When I showed up for my first MFA residency at Vermont College of Fine Arts, I was surprised at how many discussions centered around “what does the main character want?”
Why is that so important, I wondered. What if the character doesn’t know what she wants at the beginning? She’s a teenager. How is she supposed to know? And even if she does know, that doesn’t mean that what she wants now won’t change.
My first epiphany came during a lecture about how a writer can get to the essence of their story by summarizing it this way:
My character (insert name)
but when (event) happens
he/she must choose between (option one) and (option two).
My protagonist will struggle to get what he/she wants, because of his/her (character flaw or weakness.)
Suddenly, I saw that want was the driver that sent the character on their journey. Every choice, every decision the character made had to tie back to getting what the character wanted.
Identifying what my character wanted was easy when it involved goals like winning the race or getting the guy, but I struggled when faced with a character who didn’t have a conscious desire or goal.
I floundered about until I discovered FROM WHERE YOU DREAM by Robert Olen Butler.

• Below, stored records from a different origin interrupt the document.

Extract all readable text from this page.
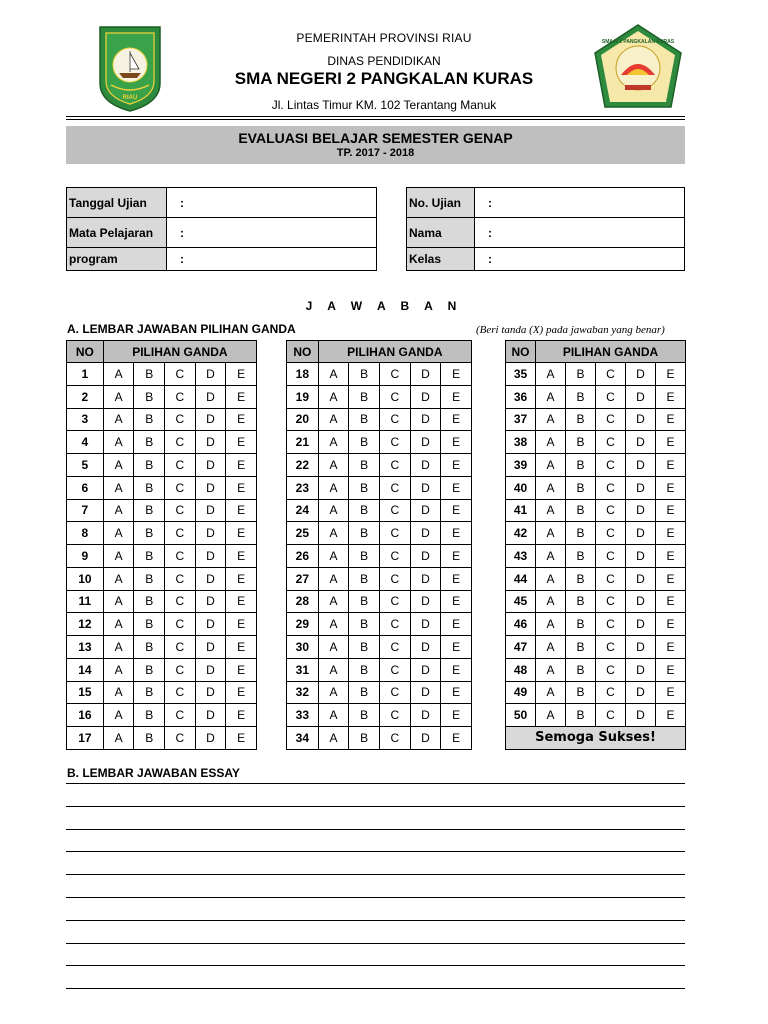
RIAU
SMA N 2 PANGKALAN KURAS
PEMERINTAH PROVINSI RIAU
DINAS PENDIDIKAN
SMA NEGERI 2 PANGKALAN KURAS
Jl. Lintas Timur KM. 102 Terantang Manuk
EVALUASI BELAJAR SEMESTER GENAP
TP. 2017 - 2018
Tanggal Ujian	:
Mata Pelajaran	:
program	:
No. Ujian	:
Nama	:
Kelas	:
J A W A B A N
A. LEMBAR JAWABAN PILIHAN GANDA	(Beri tanda (X) pada jawaban yang benar)
NO	PILIHAN GANDA				
1	A	B	C	D	E
2	A	B	C	D	E
3	A	B	C	D	E
4	A	B	C	D	E
5	A	B	C	D	E
6	A	B	C	D	E
7	A	B	C	D	E
8	A	B	C	D	E
9	A	B	C	D	E
10	A	B	C	D	E
11	A	B	C	D	E
12	A	B	C	D	E
13	A	B	C	D	E
14	A	B	C	D	E
15	A	B	C	D	E
16	A	B	C	D	E
17	A	B	C	D	E
NO	PILIHAN GANDA				
18	A	B	C	D	E
19	A	B	C	D	E
20	A	B	C	D	E
21	A	B	C	D	E
22	A	B	C	D	E
23	A	B	C	D	E
24	A	B	C	D	E
25	A	B	C	D	E
26	A	B	C	D	E
27	A	B	C	D	E
28	A	B	C	D	E
29	A	B	C	D	E
30	A	B	C	D	E
31	A	B	C	D	E
32	A	B	C	D	E
33	A	B	C	D	E
34	A	B	C	D	E
NO	PILIHAN GANDA				
35	A	B	C	D	E
36	A	B	C	D	E
37	A	B	C	D	E
38	A	B	C	D	E
39	A	B	C	D	E
40	A	B	C	D	E
41	A	B	C	D	E
42	A	B	C	D	E
43	A	B	C	D	E
44	A	B	C	D	E
45	A	B	C	D	E
46	A	B	C	D	E
47	A	B	C	D	E
48	A	B	C	D	E
49	A	B	C	D	E
50	A	B	C	D	E
Semoga Sukses!					
B. LEMBAR JAWABAN ESSAY
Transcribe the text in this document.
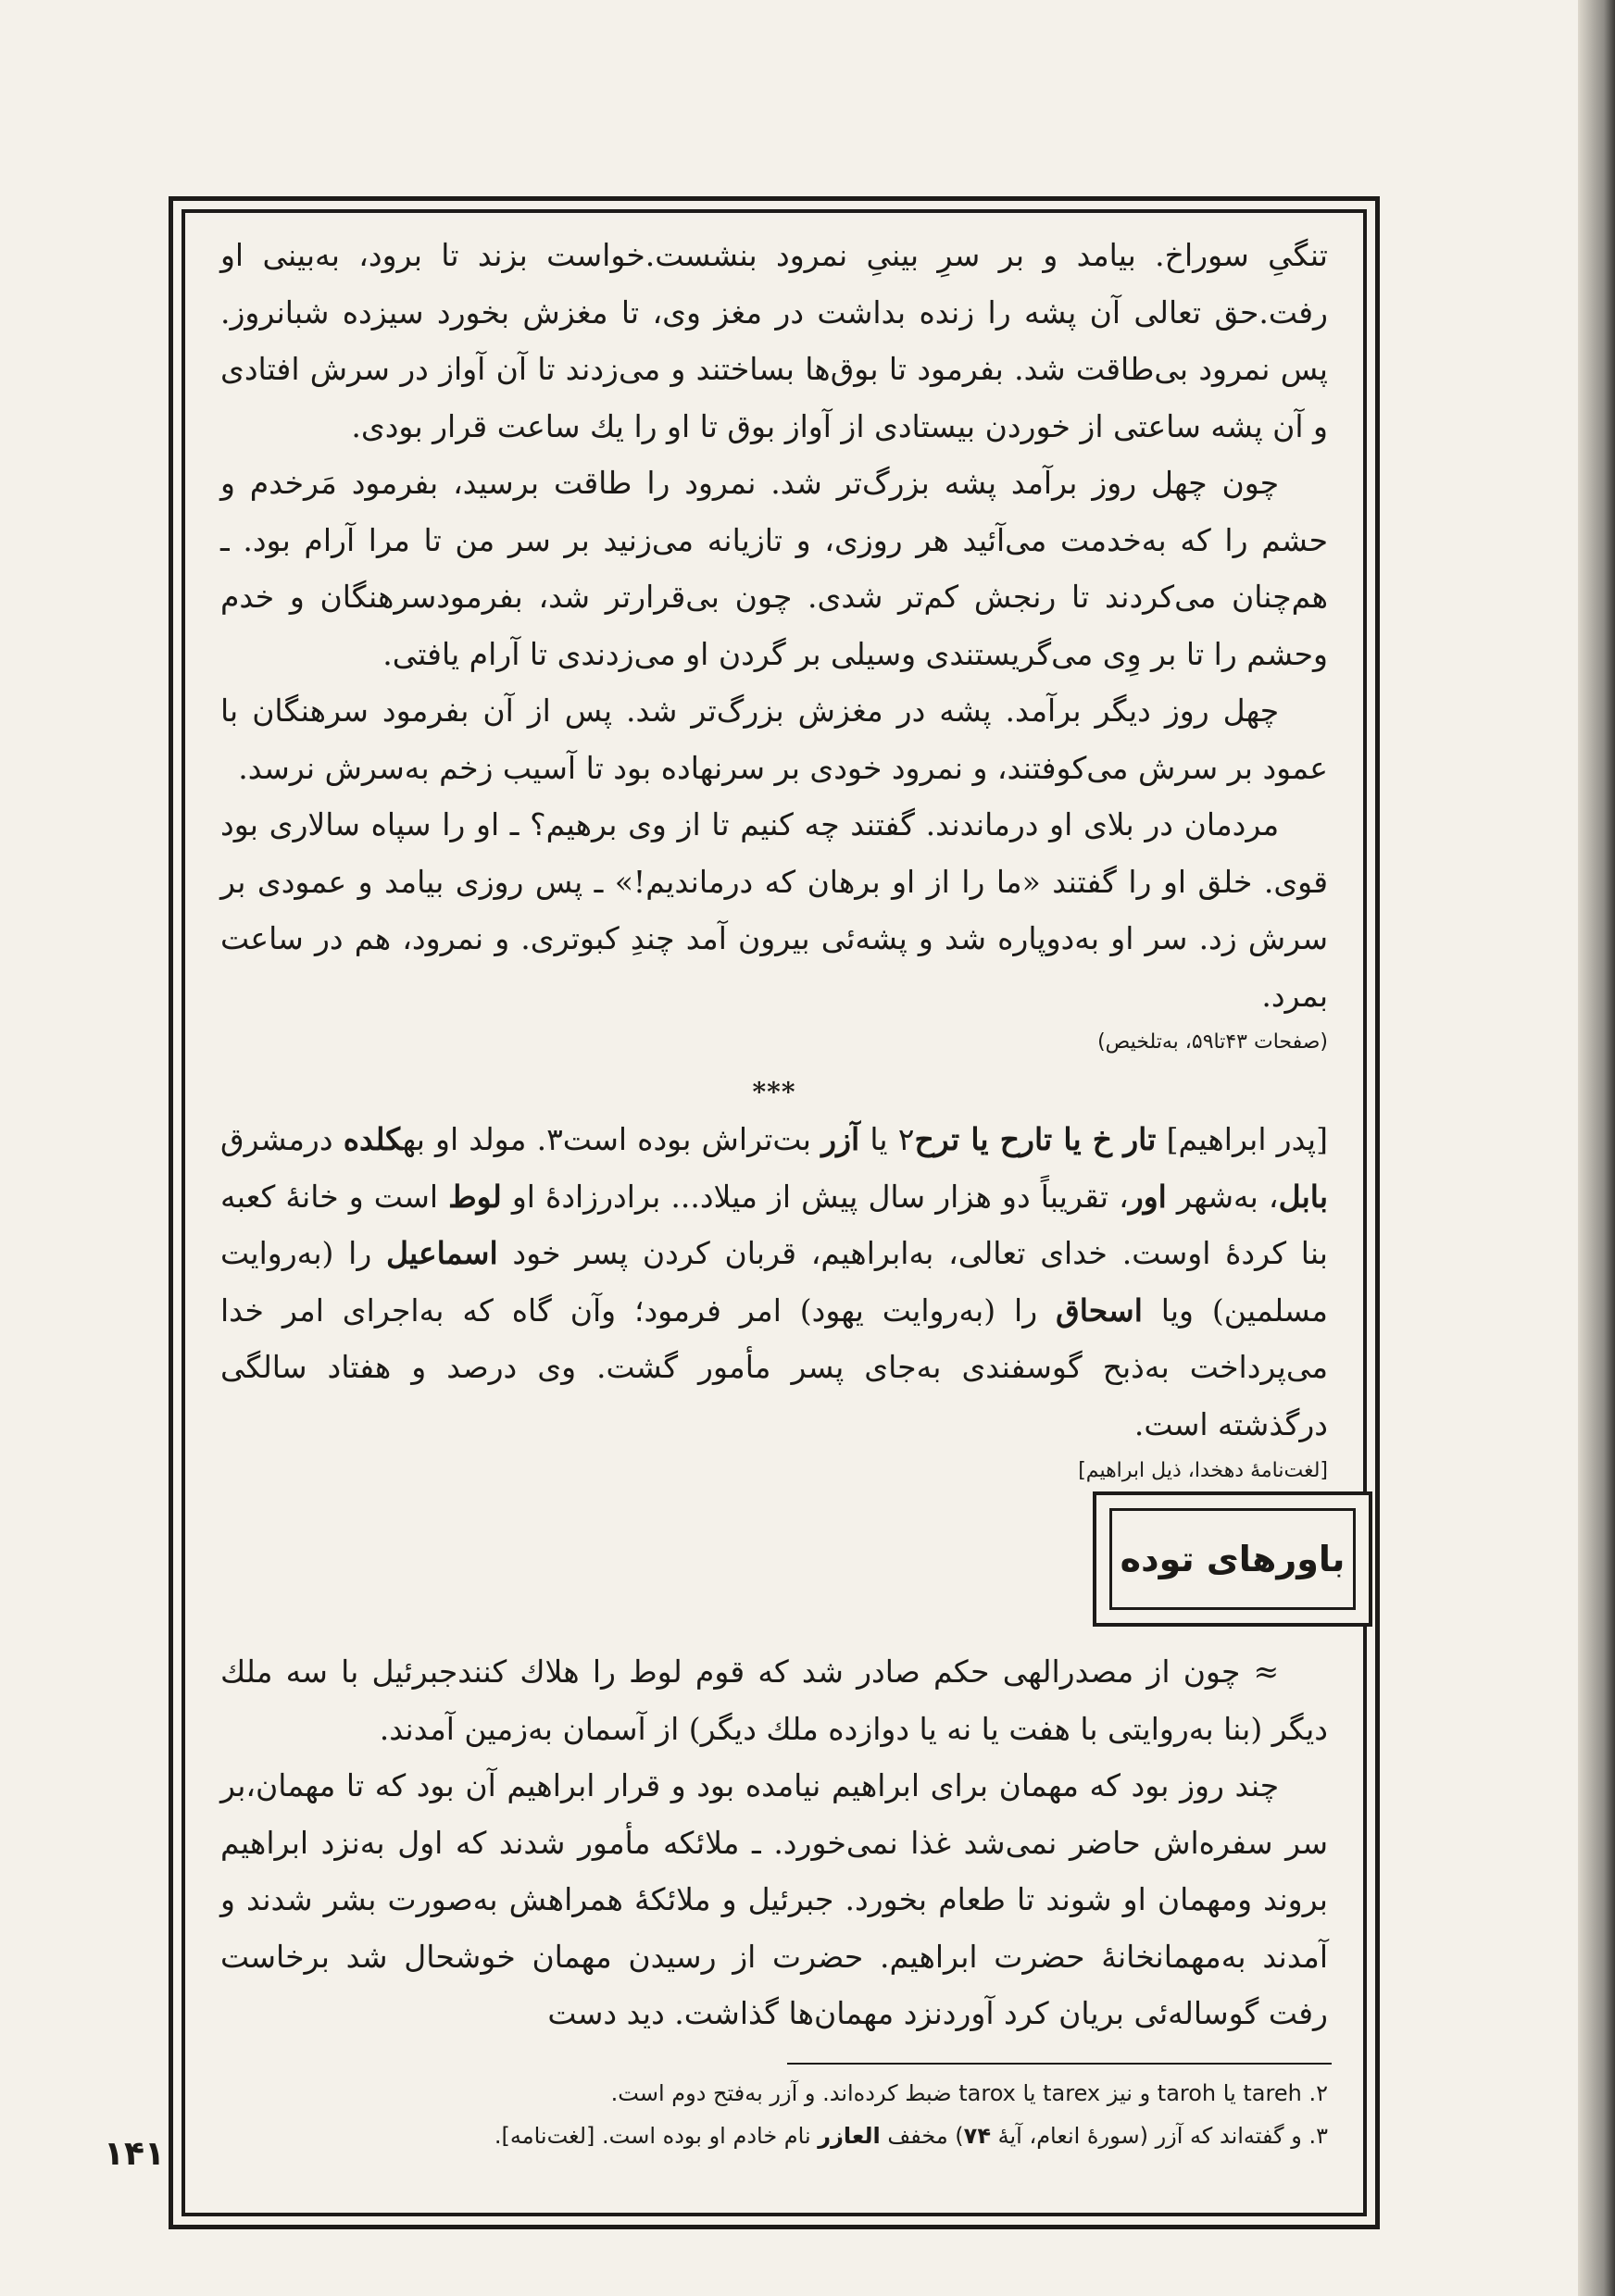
تنگیِ سوراخ. بیامد و بر سرِ بینیِ نمرود بنشست.خواست بزند تا برود، به‌بینی او رفت.حق تعالی آن پشه را زنده بداشت در مغز وی، تا مغزش بخورد سیزده شبانروز. پس نمرود بی‌طاقت شد. بفرمود تا بوق‌ها بساختند و می‌زدند تا آن آواز در سرش افتادی و آن پشه ساعتی از خوردن بیستادی از آواز بوق تا او را یك ساعت قرار بودی.

چون چهل روز برآمد پشه بزرگ‌تر شد. نمرود را طاقت برسید، بفرمود مَرخدم و حشم را که به‌خدمت می‌آئید هر روزی، و تازیانه می‌زنید بر سر من تا مرا آرام بود. ـ هم‌چنان می‌کردند تا رنجش کم‌تر شدی. چون بی‌قرارتر شد، بفرمودسرهنگان و خدم وحشم را تا بر وِی می‌گریستندی وسیلی بر گردن او می‌زدندی تا آرام یافتی.

چهل روز دیگر برآمد. پشه در مغزش بزرگ‌تر شد. پس از آن بفرمود سرهنگان با عمود بر سرش می‌کوفتند، و نمرود خودی بر سرنهاده بود تا آسیب زخم به‌سرش نرسد.

مردمان در بلای او درماندند. گفتند چه کنیم تا از وی برهیم؟ ـ او را سپاه سالاری بود قوی. خلق او را گفتند «ما را از او برهان که درماندیم!» ـ پس روزی بیامد و عمودی بر سرش زد. سر او به‌دوپاره شد و پشه‌ئی بیرون آمد چندِ کبوتری. و نمرود، هم در ساعت بمرد.

(صفحات ۴۳تا۵۹، به‌تلخیص)

***

[پدر ابراهیم] تار خ یا تارح یا ترح۲ یا آزر بت‌تراش بوده است۳. مولد او بهکلده درمشرق بابل، به‌شهر اور، تقریباً دو هزار سال پیش از میلاد... برادرزادهٔ او لوط است و خانهٔ کعبه بنا کردهٔ اوست. خدای تعالی، به‌ابراهیم، قربان کردن پسر خود اسماعیل را (به‌روایت مسلمین) ویا اسحاق را (به‌روایت یهود) امر فرمود؛ وآن گاه که به‌اجرای امر خدا می‌پرداخت به‌ذبح گوسفندی به‌جای پسر مأمور گشت. وی درصد و هفتاد سالگی درگذشته است.

[لغت‌نامهٔ دهخدا، ذیل ابراهیم]

باورهای توده

≈ چون از مصدرالهی حکم صادر شد که قوم لوط را هلاك کنندجبرئیل با سه ملك دیگر (بنا به‌روایتی با هفت یا نه یا دوازده ملك دیگر) از آسمان به‌زمین آمدند.

چند روز بود که مهمان برای ابراهیم نیامده بود و قرار ابراهیم آن بود که تا مهمان،بر سر سفره‌اش حاضر نمی‌شد غذا نمی‌خورد. ـ ملائکه مأمور شدند که اول به‌نزد ابراهیم بروند ومهمان او شوند تا طعام بخورد. جبرئیل و ملائکهٔ همراهش به‌صورت بشر شدند و آمدند به‌مهمانخانهٔ حضرت ابراهیم. حضرت از رسیدن مهمان خوشحال شد برخاست رفت گوساله‌ئی بریان کرد آوردنزد مهمان‌ها گذاشت. دید دست

۲. tareh یا taroh و نیز tarex یا tarox ضبط کرده‌اند. و آزر به‌فتح دوم است.

۳. و گفته‌اند که آزر (سورهٔ انعام، آیهٔ ۷۴) مخفف العازر نام خادم او بوده است. [لغت‌نامه].

۱۴۱
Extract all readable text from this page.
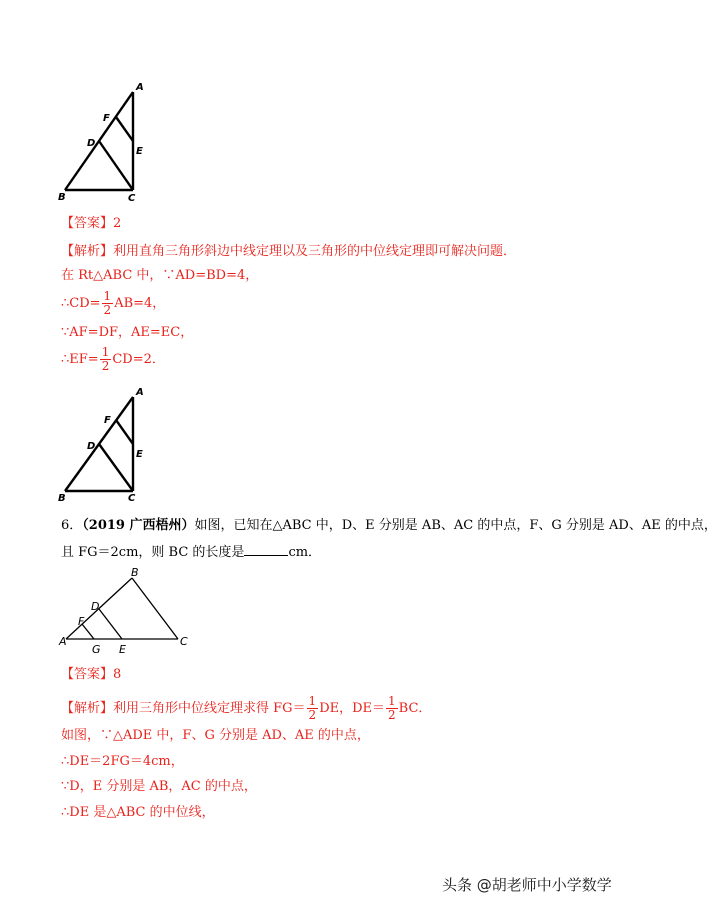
A
F
D
E
B	C
【答案】2
【解析】利用直角三角形斜边中线定理以及三角形的中位线定理即可解决问题．
在 Rt△ABC 中，∵AD=BD=4，
∴CD= $\frac{1}{2} AB=4$，
∵AF=DF，AE=EC，
∴EF= $\frac{1}{2} CD=2$．
A
F
D
E
B	C
6．（2019 广西梧州）如图，已知在△ABC 中，D、E 分别是 AB、AC 的中点，F、G 分别是 AD、AE 的中点，
且 FG＝2cm，则 BC 的长度是	cm．
B
D
F
A
G E
C
【答案】8
【解析】利用三角形中位线定理求得 $FG= \frac{1}{2}$ DE，$DE= \frac{1}{2}$ BC．
如图，∵△ADE 中，F、G 分别是 AD、AE 的中点，
∴DE＝2FG＝4cm，
∵D，E 分别是 AB，AC 的中点，
∴DE 是△ABC 的中位线，
头条 @胡老师中小学数学
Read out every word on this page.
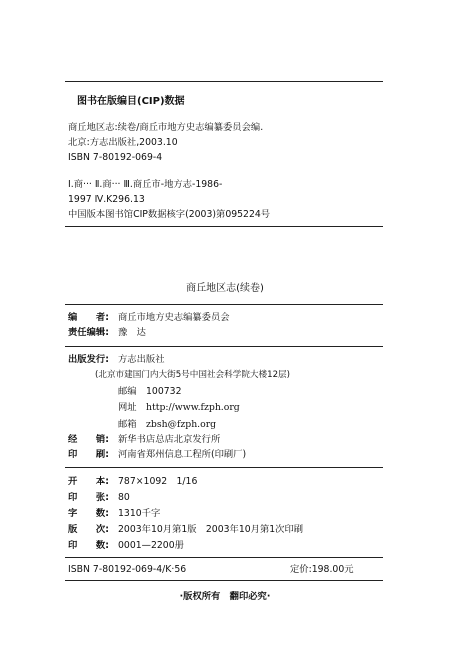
图书在版编目(CIP)数据
商丘地区志:续卷/商丘市地方史志编纂委员会编.
北京:方志出版社,2003.10
ISBN 7-80192-069-4
Ⅰ.商··· Ⅱ.商··· Ⅲ.商丘市-地方志-1986-
1997 Ⅳ.K296.13
中国版本图书馆CIP数据核字(2003)第095224号
商丘地区志(续卷)
编　　者: 商丘市地方史志编纂委员会
责任编辑: 豫　达
出版发行: 方志出版社
(北京市建国门内大街5号中国社会科学院大楼12层)
邮编 100732
网址 http://www.fzph.org
邮箱 zbsh@fzph.org
经　　销: 新华书店总店北京发行所
印　　刷: 河南省郑州信息工程所(印刷厂)
开　　本: 787×1092　1/16
印　　张: 80
字　　数: 1310千字
版　　次: 2003年10月第1版　2003年10月第1次印刷
印　　数: 0001—2200册
ISBN 7-80192-069-4/K·56	定价:198.00元
·版权所有　翻印必究·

In his chapter called “Yearning,” I experienced my second epiphany.
“We are the yearning creatures of this planet. There are superficial yearnings, and there are truly deep ones always pulsing beneath, but every second we yearn for something.”
Yearning or hungering for something–even if the character wasn’t capable of verbalizing their feelings–now that made sense. All those unspoken, perhaps even unacknowledged dreams–the feelings we are only half-conscious of, the flutters we try to ignore–they can change the course of our lives even if we don’t fully understand them.
And Butler crystalized the power of yearning when he said “plot represents the dynamics of desire.” Plot is how the character satisfies their desires.
Now I could identify what was underneath my character’s skin and what my protagonist knew they wanted, as well as what they might not admit they wanted, but which drove them nonetheless.
But I still felt uneasy when my character’s desire changed.
My most recent epiphany came when I was struggling to write the sequel to A GIRL CALLED FEARLESS, because my character was no longer the girl she was when the story began. Avie wasn’t innocent or naive anymore. On the run from a planned marriage, and hoping for freedom in Canada, Avie’s future was now complicated with an important, but unwanted mission that might kill her.
At a retreat with Martha Alderson, the “Plot Whisperer”, Martha emphasized the parallel between the character’s emotional development and the plot’s story action, and I realized that even though my protagonist still longed for love and freedom, she would struggle in the sequel with a growing sense that she needed to serve a greater purpose.
It was now clear to me that our characters evolve through their stories, and so what they want must also evolve. As writers we have to allow our characters to abandon what they first thought they wanted and let them hunger for something even greater.